Rachel Combie, the agency's director of strategic marketing, told Insider that it was too early to tell what damage the riots have had on the reputation Manchester and the UK internationally, but said the city now needs to build on the strong showing of community spirit that has been demonstrated since.
"We'll be engaging with businesses and residents and asking them to support a campaign that really will show this country – and the world – that Manchester isn’t going to take this lying down," she said.
"One of the iconic images of the clean-up day was the number of people wearing the 'I Love MCR' t-shirts and having similar slogans painted on their faces. It's that message of defiance that we want to get across to the wider community.
"We want people to show they are proud of their city and are united against the minority who caused the trouble."

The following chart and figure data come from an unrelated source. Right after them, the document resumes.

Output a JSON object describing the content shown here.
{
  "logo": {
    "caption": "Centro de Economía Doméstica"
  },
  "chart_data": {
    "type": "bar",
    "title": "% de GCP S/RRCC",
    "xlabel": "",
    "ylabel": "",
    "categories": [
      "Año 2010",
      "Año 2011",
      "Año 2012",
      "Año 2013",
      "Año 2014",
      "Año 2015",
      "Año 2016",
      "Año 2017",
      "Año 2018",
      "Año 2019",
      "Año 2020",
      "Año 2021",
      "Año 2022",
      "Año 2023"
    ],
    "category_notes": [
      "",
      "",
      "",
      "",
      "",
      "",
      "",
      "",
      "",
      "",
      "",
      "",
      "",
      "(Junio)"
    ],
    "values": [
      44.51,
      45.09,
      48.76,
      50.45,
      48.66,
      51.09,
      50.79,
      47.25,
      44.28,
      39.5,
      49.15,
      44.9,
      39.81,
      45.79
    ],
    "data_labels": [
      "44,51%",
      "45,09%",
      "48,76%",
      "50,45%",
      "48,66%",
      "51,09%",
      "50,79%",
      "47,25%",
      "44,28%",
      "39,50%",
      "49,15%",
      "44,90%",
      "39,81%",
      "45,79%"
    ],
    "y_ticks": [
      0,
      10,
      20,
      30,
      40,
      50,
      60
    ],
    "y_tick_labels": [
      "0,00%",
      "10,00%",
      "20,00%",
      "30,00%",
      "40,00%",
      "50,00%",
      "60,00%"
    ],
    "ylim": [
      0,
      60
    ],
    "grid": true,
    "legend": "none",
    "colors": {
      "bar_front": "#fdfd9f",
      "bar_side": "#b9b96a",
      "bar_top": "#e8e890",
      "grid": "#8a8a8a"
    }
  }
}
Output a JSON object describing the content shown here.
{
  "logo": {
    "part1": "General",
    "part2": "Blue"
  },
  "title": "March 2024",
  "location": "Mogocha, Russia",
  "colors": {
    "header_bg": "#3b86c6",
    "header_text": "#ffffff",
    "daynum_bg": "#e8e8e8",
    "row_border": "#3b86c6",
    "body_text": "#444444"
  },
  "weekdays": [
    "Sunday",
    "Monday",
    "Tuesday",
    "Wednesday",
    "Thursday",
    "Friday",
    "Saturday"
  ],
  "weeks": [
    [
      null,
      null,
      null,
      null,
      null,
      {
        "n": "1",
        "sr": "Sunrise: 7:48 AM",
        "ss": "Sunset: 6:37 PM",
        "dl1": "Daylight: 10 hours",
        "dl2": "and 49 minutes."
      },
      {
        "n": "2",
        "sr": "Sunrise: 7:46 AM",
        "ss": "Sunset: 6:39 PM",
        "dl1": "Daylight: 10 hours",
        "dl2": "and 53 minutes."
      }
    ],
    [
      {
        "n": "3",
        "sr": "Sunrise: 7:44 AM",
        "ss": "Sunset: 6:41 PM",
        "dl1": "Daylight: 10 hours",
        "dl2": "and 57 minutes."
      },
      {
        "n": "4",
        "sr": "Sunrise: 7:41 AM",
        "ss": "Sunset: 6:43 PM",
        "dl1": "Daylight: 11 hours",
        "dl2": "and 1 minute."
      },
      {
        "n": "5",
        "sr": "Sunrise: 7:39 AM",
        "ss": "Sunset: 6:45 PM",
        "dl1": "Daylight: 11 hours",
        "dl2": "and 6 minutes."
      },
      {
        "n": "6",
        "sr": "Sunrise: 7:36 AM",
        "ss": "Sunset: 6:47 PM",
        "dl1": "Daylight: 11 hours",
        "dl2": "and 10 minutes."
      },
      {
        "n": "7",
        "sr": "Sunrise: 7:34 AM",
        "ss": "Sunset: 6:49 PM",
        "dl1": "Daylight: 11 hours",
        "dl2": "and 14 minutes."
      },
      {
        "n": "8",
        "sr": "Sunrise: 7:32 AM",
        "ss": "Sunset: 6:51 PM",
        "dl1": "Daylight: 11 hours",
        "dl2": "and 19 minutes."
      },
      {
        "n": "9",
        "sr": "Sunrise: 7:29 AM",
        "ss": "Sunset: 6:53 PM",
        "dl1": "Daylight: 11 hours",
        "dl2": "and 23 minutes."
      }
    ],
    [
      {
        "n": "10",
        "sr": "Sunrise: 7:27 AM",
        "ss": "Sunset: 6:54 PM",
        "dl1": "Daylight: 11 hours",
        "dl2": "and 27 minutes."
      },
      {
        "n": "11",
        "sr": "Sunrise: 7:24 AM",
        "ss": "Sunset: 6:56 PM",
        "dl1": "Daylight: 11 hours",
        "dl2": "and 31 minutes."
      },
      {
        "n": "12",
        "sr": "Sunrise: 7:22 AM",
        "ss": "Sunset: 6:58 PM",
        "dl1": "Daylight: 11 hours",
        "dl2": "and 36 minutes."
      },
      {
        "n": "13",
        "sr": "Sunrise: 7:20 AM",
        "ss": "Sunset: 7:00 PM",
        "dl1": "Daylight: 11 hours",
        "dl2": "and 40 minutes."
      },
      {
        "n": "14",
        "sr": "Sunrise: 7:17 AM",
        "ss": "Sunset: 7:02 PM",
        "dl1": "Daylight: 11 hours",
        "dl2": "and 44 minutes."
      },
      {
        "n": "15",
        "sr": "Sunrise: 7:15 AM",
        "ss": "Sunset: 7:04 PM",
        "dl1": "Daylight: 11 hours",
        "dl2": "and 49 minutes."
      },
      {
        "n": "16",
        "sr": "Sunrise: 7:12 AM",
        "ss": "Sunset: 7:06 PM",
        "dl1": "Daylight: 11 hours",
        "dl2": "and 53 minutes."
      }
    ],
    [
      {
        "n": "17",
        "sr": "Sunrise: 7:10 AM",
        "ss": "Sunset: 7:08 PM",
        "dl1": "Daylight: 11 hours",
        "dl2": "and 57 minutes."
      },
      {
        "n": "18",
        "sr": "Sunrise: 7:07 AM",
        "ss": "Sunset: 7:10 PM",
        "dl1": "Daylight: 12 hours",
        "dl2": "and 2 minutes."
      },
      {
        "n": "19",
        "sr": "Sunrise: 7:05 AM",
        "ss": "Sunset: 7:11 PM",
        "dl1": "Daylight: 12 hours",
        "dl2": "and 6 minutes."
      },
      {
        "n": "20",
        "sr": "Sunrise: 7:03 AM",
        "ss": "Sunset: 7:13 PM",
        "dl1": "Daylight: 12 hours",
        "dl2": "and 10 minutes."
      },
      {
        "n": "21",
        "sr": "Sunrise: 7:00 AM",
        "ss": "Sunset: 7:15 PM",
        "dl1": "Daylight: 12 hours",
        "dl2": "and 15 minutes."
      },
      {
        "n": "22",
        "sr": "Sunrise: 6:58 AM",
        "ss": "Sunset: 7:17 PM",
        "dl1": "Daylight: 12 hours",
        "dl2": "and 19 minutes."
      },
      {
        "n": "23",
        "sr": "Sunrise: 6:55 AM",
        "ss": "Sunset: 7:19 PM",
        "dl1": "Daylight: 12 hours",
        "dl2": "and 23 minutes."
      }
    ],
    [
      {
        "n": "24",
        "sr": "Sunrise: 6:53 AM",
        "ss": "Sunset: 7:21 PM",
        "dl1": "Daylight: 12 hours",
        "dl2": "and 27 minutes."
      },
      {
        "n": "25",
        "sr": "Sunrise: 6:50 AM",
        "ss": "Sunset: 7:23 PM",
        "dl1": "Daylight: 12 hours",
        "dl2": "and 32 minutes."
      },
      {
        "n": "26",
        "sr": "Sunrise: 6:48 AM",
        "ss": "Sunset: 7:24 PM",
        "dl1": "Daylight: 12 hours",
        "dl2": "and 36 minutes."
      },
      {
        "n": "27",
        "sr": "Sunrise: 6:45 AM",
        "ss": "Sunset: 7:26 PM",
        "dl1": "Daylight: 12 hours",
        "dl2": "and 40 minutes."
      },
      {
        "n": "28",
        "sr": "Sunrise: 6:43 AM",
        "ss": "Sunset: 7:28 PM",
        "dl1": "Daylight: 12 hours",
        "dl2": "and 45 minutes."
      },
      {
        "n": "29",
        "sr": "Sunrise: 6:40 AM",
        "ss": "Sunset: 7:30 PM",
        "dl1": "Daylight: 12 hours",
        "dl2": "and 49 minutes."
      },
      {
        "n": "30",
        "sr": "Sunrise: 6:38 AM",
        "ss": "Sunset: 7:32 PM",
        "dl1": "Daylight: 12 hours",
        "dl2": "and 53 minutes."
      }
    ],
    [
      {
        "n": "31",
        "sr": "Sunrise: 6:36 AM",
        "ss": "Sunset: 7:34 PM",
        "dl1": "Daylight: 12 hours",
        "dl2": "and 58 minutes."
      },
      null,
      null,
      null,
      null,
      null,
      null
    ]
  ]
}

Marketing Manchester has set up a Facebook group called 'We Love MCR' where people can suggest ways to show their love for the city. The agency is hoping to get as many people as possible to 'Like' the group and spread the message worldwide.
Computer screensavers and Twibbons – used to promote specific causes or events on Twitter – will also be employed as part of the social media campaign.
Combie added that Marketing Manchester is working in partnership with the Arndale Centre to set up a stall in the shopping mall from next week. It will sell 'I Love MCR' branded products, which are currently available in the Manchester Visitor Information Centre on Portland Street and online.
She said the culmination of the events will be a 'We Love MCR day' in two weeks' time. Businesses will be asked to let staff wear 'I Love MCR' t-shirts to work to show their support.
"The trouble isn’t what this city is about and isn’t what we want to be known for," added Combie. "We hope as many people as possible will join with us and show their love for Manchester."